I think their motivation is pretty simple: Inbox = no ads, Gmail = ads.
 
TIL Gmail has ads
And I've been using it for years
 
^ this
 
10:37 PM
I will cherish the day Google asked me to try Inbox by Gmail. It is now a memory of a bygone era
 
@Zacharý goat damn it
 
10:56 PM
That was a serious question.
 
11:13 PM
great thanks for looking over that question yesterday @Οurous @user202729
 
@AshwinGupta no problem
@AshwinGupta I want to add though, that passing the arguments in the reverse order with the same names that they have in main is a bit confusing, and may lead to silly mistakes that aren't a result of being incompetent, but just visually missing the name swap. Something that wouldn't happen in reality because nobody should call their variables that.

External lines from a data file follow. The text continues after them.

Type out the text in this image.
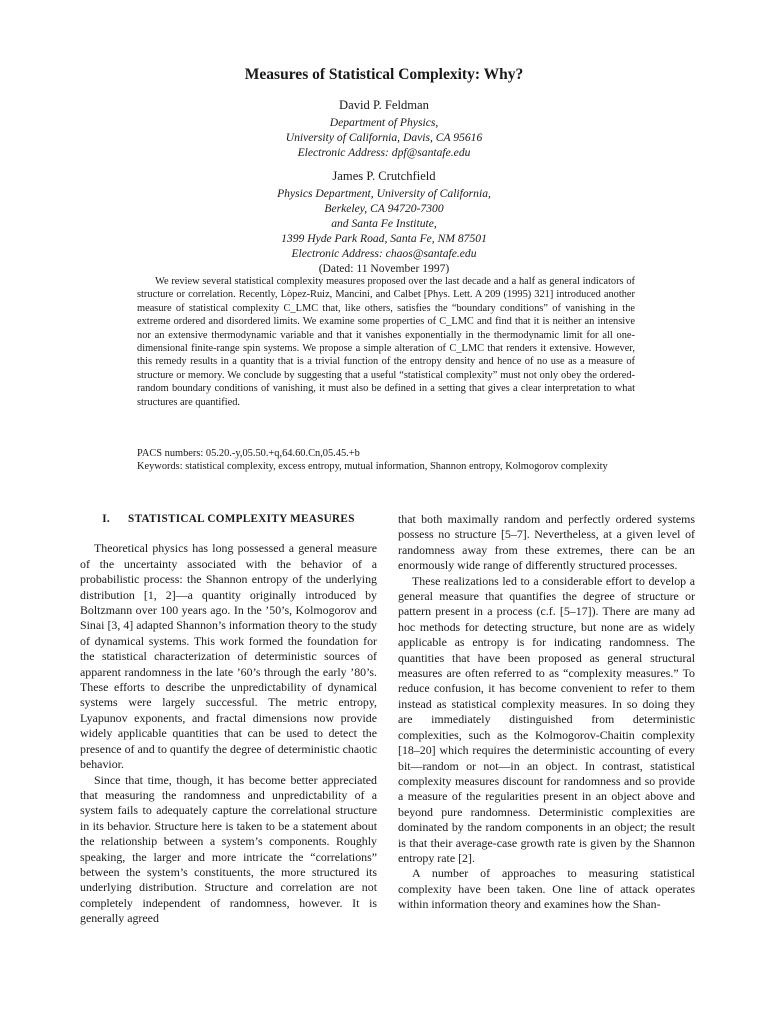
Measures of Statistical Complexity: Why?
David P. Feldman
Department of Physics,
University of California, Davis, CA 95616
Electronic Address: dpf@santafe.edu
James P. Crutchfield
Physics Department, University of California,
Berkeley, CA 94720-7300
and Santa Fe Institute,
1399 Hyde Park Road, Santa Fe, NM 87501
Electronic Address: chaos@santafe.edu
(Dated: 11 November 1997)

We review several statistical complexity measures proposed over the last decade and a half as general indicators of structure or correlation. Recently, Lòpez-Ruiz, Mancini, and Calbet [Phys. Lett. A 209 (1995) 321] introduced another measure of statistical complexity C_LMC that, like others, satisfies the “boundary conditions” of vanishing in the extreme ordered and disordered limits. We examine some properties of C_LMC and find that it is neither an intensive nor an extensive thermodynamic variable and that it vanishes exponentially in the thermodynamic limit for all one-dimensional finite-range spin systems. We propose a simple alteration of C_LMC that renders it extensive. However, this remedy results in a quantity that is a trivial function of the entropy density and hence of no use as a measure of structure or memory. We conclude by suggesting that a useful “statistical complexity” must not only obey the ordered-random boundary conditions of vanishing, it must also be defined in a setting that gives a clear interpretation to what structures are quantified.

PACS numbers: 05.20.-y,05.50.+q,64.60.Cn,05.45.+b
Keywords: statistical complexity, excess entropy, mutual information, Shannon entropy, Kolmogorov complexity
I. STATISTICAL COMPLEXITY MEASURES

Theoretical physics has long possessed a general measure of the uncertainty associated with the behavior of a probabilistic process: the Shannon entropy of the underlying distribution [1, 2]—a quantity originally introduced by Boltzmann over 100 years ago. In the ’50’s, Kolmogorov and Sinai [3, 4] adapted Shannon’s information theory to the study of dynamical systems. This work formed the foundation for the statistical characterization of deterministic sources of apparent randomness in the late ’60’s through the early ’80’s. These efforts to describe the unpredictability of dynamical systems were largely successful. The metric entropy, Lyapunov exponents, and fractal dimensions now provide widely applicable quantities that can be used to detect the presence of and to quantify the degree of deterministic chaotic behavior.

Since that time, though, it has become better appreciated that measuring the randomness and unpredictability of a system fails to adequately capture the correlational structure in its behavior. Structure here is taken to be a statement about the relationship between a system’s components. Roughly speaking, the larger and more intricate the “correlations” between the system’s constituents, the more structured its underlying distribution. Structure and correlation are not completely independent of randomness, however. It is generally agreed

that both maximally random and perfectly ordered systems possess no structure [5–7]. Nevertheless, at a given level of randomness away from these extremes, there can be an enormously wide range of differently structured processes.

These realizations led to a considerable effort to develop a general measure that quantifies the degree of structure or pattern present in a process (c.f. [5–17]). There are many ad hoc methods for detecting structure, but none are as widely applicable as entropy is for indicating randomness. The quantities that have been proposed as general structural measures are often referred to as “complexity measures.” To reduce confusion, it has become convenient to refer to them instead as statistical complexity measures. In so doing they are immediately distinguished from deterministic complexities, such as the Kolmogorov-Chaitin complexity [18–20] which requires the deterministic accounting of every bit—random or not—in an object. In contrast, statistical complexity measures discount for randomness and so provide a measure of the regularities present in an object above and beyond pure randomness. Deterministic complexities are dominated by the random components in an object; the result is that their average-case growth rate is given by the Shannon entropy rate [2].

A number of approaches to measuring statistical complexity have been taken. One line of attack operates within information theory and examines how the Shan-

Maybe use one two three? And keep the swap? That'll make them pay attention but still be clear.
 
11:44 PM
@Οurous you're totally right, but it was done intentionally. The context is I am interviewing students for a very competetive STEM club at my high school and those who claimed to know C on their application are being tested. As long as the applicants get a 2/3 we are fine. If they switch o1 and o2 values, we will only take off 1 point (not two even though both are technically wrong).
Essentially 2/3 is good enough, but we just want to see who is really paying attention and gets a 3/3 also.